Co‑owner Mark M. Kratter added: “The Copyright Office made findings that contradict themselves on their face. They said our sculptural elements are separable works of art and then denied registration for lack of originality. That is the definition of arbitrary and capricious agency action.”
The lawsuit argues that the Office’s decisions violate multiple pillars of federal copyright law, including:
Star Athletica — by failing to complete the required two‑prong separability test
Feist — by applying an originality standard far higher than the law allows
Bleistein — by making prohibited aesthetic judgments
Mazer v. Stein — by disregarding long‑standing precedent protecting artistic features incorporated into useful articles
The plaintiffs seek a declaration that the Office’s refusal to register the works is unlawful, an order compelling registration, and relief for the Office’s unreasonable delay under 5 U.S.C. § 706(1).
The six sculptural footwear works: Moccasin Sneaker Hybrid; 70’s Lux Sole Sneaker; Sneaker with Zipper Closure with Faux Eyelets No Holes; Faux Fur Sneaker; Knee/Thigh High Sneaker‑Boot Hybrid with Faux Laces and Zipper Closure; and High Heel Feminized Work Boot were created in or around 1992 and include early sneaker‑moccasin hybrids, faux‑fur sneaker treatments, zipper‑axis sneaker designs with ornamental faux eyelets, and a feminized high‑heel work boot. Several of these concepts later appeared in commercial footwear released by major brands including Converse and Timberland, according to the plaintiffs’ allegations, underscoring both the originality of the works and their long‑overlooked influence on the modern footwear industry.
The plaintiffs further state that the Copyright Office’s delay has prevented them from pursuing additional enforcement actions involving later commercial footwear released by major brands whose products incorporated elements of the plaintiffs’ original 1990s works.
“This case is about fairness, consistency, and the right of designers to have their work evaluated under the law and not under shifting, contradictory standards,” Zuborev said.
The action was filed in the United States District Court for the District of Columbia.
About East Village Shoe Repair, LLC
East Village Shoe Repair, LLC is a New York–based footwear studio founded in 1992 by immigrant artists and craftsmen Boris Zuborev and Eugene Finkelberg.
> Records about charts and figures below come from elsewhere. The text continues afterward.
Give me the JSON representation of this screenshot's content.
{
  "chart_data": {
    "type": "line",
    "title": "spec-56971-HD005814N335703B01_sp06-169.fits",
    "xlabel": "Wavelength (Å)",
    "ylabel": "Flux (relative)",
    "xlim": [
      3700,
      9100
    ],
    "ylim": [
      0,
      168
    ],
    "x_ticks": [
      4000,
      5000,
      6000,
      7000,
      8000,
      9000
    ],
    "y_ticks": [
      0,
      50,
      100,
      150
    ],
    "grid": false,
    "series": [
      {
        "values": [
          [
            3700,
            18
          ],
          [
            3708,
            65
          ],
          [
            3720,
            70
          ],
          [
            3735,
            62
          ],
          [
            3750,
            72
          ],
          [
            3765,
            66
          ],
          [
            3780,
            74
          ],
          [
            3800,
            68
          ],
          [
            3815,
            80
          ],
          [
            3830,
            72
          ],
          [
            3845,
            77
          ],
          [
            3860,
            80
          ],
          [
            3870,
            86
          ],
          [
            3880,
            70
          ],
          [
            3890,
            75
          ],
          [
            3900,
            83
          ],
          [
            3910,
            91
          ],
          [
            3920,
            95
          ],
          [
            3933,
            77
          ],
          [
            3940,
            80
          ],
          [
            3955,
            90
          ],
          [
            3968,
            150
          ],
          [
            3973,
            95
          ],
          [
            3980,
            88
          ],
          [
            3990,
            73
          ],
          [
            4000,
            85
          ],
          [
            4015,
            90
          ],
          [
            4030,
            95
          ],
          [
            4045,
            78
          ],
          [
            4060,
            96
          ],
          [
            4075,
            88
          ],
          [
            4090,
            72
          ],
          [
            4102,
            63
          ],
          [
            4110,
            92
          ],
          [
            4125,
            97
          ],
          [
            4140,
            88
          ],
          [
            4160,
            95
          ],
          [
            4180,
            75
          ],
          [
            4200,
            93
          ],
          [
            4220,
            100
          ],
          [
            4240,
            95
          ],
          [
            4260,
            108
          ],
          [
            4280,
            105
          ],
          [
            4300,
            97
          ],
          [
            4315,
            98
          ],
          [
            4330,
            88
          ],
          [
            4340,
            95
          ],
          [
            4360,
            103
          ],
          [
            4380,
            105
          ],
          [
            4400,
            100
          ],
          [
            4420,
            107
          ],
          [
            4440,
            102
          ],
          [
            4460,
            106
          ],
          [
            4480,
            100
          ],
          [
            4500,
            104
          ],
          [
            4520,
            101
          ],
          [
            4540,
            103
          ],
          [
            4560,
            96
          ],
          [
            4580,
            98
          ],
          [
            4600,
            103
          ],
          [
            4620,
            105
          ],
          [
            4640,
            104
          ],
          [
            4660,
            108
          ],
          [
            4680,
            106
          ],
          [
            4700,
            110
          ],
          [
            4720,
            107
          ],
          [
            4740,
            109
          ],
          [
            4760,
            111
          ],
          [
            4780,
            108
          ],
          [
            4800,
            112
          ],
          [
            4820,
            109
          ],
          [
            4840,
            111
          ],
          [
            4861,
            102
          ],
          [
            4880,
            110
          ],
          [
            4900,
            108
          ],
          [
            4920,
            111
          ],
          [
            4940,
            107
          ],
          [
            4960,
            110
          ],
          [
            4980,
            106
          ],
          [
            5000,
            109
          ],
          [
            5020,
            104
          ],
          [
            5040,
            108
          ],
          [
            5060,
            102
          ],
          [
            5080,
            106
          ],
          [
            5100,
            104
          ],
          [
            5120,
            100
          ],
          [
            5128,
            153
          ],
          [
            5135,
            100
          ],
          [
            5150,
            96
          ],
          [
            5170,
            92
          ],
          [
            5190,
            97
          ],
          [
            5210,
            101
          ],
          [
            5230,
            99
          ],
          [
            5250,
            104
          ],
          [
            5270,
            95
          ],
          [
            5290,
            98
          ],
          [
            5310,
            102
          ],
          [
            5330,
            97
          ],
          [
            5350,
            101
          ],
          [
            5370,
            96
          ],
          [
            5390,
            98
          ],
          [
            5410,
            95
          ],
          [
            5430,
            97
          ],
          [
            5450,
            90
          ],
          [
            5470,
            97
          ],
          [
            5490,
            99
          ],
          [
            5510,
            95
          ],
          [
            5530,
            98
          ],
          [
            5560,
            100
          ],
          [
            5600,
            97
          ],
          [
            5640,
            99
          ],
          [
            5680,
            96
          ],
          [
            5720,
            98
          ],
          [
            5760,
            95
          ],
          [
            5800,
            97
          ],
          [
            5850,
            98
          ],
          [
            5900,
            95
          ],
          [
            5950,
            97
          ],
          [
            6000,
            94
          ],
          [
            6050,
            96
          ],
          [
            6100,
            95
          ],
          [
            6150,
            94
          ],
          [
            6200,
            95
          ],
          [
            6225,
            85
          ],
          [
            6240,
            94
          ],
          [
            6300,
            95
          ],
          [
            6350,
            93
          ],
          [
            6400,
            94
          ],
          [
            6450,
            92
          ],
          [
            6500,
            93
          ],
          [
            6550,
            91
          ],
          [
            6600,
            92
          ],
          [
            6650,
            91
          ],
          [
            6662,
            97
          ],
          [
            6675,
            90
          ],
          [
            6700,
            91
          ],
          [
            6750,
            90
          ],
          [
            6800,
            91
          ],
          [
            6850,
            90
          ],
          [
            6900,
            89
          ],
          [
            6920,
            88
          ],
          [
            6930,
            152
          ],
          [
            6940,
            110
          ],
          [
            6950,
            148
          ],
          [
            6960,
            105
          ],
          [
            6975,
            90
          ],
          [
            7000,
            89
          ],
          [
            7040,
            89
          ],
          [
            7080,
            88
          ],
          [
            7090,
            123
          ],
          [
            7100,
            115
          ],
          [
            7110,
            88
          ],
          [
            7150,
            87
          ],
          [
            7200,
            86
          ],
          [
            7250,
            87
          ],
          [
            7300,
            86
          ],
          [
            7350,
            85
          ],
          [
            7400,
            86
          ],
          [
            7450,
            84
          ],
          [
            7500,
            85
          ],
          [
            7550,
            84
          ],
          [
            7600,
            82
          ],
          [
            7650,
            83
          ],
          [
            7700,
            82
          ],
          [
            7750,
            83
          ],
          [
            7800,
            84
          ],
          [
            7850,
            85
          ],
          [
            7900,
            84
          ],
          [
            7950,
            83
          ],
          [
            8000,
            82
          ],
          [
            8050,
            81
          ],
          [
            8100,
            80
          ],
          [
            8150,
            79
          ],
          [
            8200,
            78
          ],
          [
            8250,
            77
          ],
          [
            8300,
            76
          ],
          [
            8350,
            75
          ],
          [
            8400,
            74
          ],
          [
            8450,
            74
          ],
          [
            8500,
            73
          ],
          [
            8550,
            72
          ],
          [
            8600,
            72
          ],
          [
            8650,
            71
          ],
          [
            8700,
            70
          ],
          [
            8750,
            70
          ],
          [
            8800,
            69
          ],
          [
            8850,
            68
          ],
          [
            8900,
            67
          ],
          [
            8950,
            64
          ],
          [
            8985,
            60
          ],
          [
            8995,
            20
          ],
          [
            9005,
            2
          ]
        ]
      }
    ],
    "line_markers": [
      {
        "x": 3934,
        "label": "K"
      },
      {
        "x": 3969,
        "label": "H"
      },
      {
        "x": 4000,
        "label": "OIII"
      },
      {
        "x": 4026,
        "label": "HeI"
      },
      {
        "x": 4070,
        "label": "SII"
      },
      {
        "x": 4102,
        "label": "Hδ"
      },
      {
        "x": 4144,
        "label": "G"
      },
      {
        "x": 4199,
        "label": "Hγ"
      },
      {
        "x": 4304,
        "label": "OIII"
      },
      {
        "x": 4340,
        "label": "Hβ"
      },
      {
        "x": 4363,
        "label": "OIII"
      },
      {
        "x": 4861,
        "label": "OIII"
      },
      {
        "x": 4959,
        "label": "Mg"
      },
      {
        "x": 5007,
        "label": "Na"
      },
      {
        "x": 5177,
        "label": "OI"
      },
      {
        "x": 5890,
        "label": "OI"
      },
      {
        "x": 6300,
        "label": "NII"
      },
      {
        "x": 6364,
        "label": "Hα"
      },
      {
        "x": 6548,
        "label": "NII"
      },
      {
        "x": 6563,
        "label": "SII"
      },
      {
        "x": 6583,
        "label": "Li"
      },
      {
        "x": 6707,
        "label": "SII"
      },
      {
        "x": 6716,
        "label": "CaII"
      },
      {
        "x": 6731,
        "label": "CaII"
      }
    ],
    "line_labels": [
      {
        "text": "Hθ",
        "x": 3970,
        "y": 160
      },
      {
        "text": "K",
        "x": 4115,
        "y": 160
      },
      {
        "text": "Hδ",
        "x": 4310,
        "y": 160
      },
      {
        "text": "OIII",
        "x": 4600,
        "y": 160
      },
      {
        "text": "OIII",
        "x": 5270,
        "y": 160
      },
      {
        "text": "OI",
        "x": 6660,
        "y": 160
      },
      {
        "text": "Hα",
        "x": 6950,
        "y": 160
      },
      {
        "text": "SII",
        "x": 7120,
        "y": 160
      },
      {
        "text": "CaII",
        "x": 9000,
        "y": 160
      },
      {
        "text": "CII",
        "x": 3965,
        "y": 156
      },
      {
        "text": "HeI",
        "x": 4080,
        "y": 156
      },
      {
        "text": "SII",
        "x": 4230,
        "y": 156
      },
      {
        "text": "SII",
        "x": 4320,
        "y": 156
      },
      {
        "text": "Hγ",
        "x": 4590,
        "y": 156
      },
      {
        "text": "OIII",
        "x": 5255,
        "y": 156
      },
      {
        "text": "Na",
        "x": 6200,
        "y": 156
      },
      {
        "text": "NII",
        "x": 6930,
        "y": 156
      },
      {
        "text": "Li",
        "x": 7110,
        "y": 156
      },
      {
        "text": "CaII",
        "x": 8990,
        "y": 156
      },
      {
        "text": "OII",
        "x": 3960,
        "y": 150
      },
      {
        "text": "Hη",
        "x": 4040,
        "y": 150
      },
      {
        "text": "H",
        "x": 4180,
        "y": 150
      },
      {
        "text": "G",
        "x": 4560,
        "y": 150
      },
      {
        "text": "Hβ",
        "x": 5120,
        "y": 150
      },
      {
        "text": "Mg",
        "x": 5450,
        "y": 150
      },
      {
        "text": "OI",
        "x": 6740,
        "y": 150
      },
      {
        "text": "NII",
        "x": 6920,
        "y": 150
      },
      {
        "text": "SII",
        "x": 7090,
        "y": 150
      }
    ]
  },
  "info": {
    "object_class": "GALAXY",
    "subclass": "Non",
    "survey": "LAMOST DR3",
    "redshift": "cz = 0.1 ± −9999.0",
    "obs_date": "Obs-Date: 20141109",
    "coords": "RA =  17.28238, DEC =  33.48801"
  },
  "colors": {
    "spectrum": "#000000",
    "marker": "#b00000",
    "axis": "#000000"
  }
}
What began as a small repair shop on St. Mark’s Place evolved into a pioneering creative workshop that transformed mass‑produced sneakers into authored, sculptural works of art. As documented in the company’s historical narrative, the founders “reimagined footwear as a vehicle for cultural storytelling,” creating knee‑high and thigh‑high sneaker‑boot hybrids, moccasin‑sneaker fusions, faux‑fur sneakers, feminized work boots, and other original forms that reshaped the visual vocabulary of contemporary footwear.
Their work has been worn by artists, performers, and cultural figures across New York’s East Village and Club Kid scenes, and later by global celebrities. The company’s designs have been featured in major media outlets, including Vogue, which highlighted EVSR’s collaboration on surreal, sculptural footwear for Fashion Week (“the room seemed to shrink to dollhouse proportions” as models walked in EVSR’s custom platforms). Their creations have also appeared on FOX5, the New York Post, and across social media, including a viral video featuring Boris Zuborev that reached 17 million views, demonstrating the studio’s cultural impact and broad public recognition.